Context-enriched molecule representations improve few-shot drug discovery

Johannes Schimunek,Philipp Seidl,Lukas Friedrich,Daniel Kuhn,Friedrich Rippmann,Sepp Hochreiter,Günter Klambauer
2023-04-25
Abstract:A central task in computational drug discovery is to construct models from known active molecules to find further promising molecules for subsequent screening. However, typically only very few active molecules are known. Therefore, few-shot learning methods have the potential to improve the effectiveness of this critical phase of the drug discovery process. We introduce a new method for few-shot drug discovery. Its main idea is to enrich a molecule representation by knowledge about known context or reference molecules. Our novel concept for molecule representation enrichment is to associate molecules from both the support set and the query set with a large set of reference (context) molecules through a Modern Hopfield Network.

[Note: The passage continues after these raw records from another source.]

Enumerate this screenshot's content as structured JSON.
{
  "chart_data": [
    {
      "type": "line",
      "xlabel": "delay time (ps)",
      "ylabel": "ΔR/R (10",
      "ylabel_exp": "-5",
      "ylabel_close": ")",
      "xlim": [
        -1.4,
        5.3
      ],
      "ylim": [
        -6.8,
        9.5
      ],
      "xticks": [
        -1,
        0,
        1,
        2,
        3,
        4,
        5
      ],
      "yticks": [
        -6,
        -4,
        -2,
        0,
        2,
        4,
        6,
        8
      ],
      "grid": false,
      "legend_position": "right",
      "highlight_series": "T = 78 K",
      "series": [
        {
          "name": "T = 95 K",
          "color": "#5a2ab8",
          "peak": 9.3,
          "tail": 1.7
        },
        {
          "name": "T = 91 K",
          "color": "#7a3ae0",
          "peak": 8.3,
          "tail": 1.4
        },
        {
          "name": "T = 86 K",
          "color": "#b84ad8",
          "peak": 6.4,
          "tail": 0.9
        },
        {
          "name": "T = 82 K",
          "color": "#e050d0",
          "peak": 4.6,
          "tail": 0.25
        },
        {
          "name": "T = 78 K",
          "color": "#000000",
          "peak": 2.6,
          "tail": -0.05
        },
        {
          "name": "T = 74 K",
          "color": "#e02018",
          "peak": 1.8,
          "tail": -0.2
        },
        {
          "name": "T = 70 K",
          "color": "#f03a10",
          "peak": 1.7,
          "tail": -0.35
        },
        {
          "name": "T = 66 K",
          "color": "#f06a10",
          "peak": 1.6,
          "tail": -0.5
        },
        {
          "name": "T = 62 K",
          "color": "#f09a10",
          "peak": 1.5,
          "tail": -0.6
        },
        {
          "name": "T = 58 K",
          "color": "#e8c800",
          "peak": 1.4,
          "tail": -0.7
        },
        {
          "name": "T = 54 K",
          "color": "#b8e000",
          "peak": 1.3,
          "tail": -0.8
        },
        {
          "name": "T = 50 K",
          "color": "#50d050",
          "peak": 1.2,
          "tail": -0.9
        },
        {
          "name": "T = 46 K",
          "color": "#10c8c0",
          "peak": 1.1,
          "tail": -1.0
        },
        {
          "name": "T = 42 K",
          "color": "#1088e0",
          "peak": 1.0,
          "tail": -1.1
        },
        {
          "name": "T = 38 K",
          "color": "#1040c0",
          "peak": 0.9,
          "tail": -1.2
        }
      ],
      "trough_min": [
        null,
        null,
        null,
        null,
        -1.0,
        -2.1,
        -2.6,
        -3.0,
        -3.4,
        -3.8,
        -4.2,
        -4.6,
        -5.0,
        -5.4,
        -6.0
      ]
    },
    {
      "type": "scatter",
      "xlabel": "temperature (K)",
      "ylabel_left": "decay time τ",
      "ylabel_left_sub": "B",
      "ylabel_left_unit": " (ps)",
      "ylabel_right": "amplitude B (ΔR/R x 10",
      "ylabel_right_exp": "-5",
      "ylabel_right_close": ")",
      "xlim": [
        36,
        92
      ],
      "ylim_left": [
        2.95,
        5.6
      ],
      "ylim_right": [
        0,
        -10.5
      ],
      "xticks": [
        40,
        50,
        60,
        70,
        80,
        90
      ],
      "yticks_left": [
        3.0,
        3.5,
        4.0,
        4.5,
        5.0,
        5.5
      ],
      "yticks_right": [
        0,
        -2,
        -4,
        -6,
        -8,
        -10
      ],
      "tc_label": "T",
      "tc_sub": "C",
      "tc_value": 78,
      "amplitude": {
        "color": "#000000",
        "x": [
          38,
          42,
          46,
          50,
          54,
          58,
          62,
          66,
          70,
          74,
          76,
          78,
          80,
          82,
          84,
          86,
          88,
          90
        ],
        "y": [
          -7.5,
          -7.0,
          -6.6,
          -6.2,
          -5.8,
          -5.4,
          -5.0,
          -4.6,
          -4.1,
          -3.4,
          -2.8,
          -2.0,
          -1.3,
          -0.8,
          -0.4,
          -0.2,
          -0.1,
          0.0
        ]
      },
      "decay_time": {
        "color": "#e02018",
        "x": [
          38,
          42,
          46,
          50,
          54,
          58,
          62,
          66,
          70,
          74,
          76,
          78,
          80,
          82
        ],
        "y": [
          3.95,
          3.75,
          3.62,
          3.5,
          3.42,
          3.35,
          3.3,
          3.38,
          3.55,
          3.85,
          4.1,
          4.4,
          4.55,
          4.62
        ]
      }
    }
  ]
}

Intuitively, this enrichment step is analogous to a human expert who would associate a given molecule with familiar molecules whose properties are known. The enrichment step reinforces and amplifies the covariance structure of the data, while simultaneously removing spurious correlations arising from the decoration of molecules. Our approach is compared with other few-shot methods for drug discovery on the FS-Mol benchmark dataset. On FS-Mol, our approach outperforms all compared methods and therefore sets a new state-of-the art for few-shot learning in drug discovery. An ablation study shows that the enrichment step of our method is the key to improve the predictive quality. In a domain shift experiment, we further demonstrate the robustness of our method. Code is available at <a class="link-external link-https" href="https://github.com/ml-jku/MHNfs" rel="external noopener nofollow">this https URL</a>.
Biomolecules,Machine Learning
What problem does this paper attempt to address?
### The Problem This Paper Attempts to Solve This paper aims to address the issue of data scarcity in the drug discovery process, particularly how to improve the effectiveness of predictive models when only a small number of known active molecules are available. Specifically: 1. **Low Data Problem in Drug Discovery**: - The drug discovery process typically requires a large amount of biometrics data, but the amount of data available in actual projects is very limited. Traditional deep learning methods require hundreds or thousands of data points to train high-accuracy predictive models. - In drug design projects, obtaining large amounts of data is very difficult due to the expensive and time-consuming nature of in vitro experiments. 2. **Improving Low-Sample Learning Methods**: - Existing low-sample learning methods often perform worse than simple baseline models in drug discovery tasks, as these methods tend to ignore background information (such as similar molecules and similar activities). - To address this, the paper proposes a new method that enriches molecular representations by associating the query set and support set with a large number of background molecules, thereby improving the quality of the predictive model. ### Main Contributions 1. **Proposing a New Architecture MHNfs**: - Utilizing modern Hopfield networks (MHN) to enhance molecular representations, achieving state-of-the-art results on the FS-Mol benchmark dataset. 2. **Introducing the Concept of Background Enhancement**: - Enriching molecular representations by associating them with a large number of background molecules, thereby improving the model's generalization ability. 3. **Adding a Simple Baseline**: - Adding a simple baseline model to the FS-Mol benchmark dataset, which outperforms most published low-sample learning methods. 4. **Experimental Validation**: - Further demonstrating the effectiveness of the new method through ablation studies and domain transfer experiments.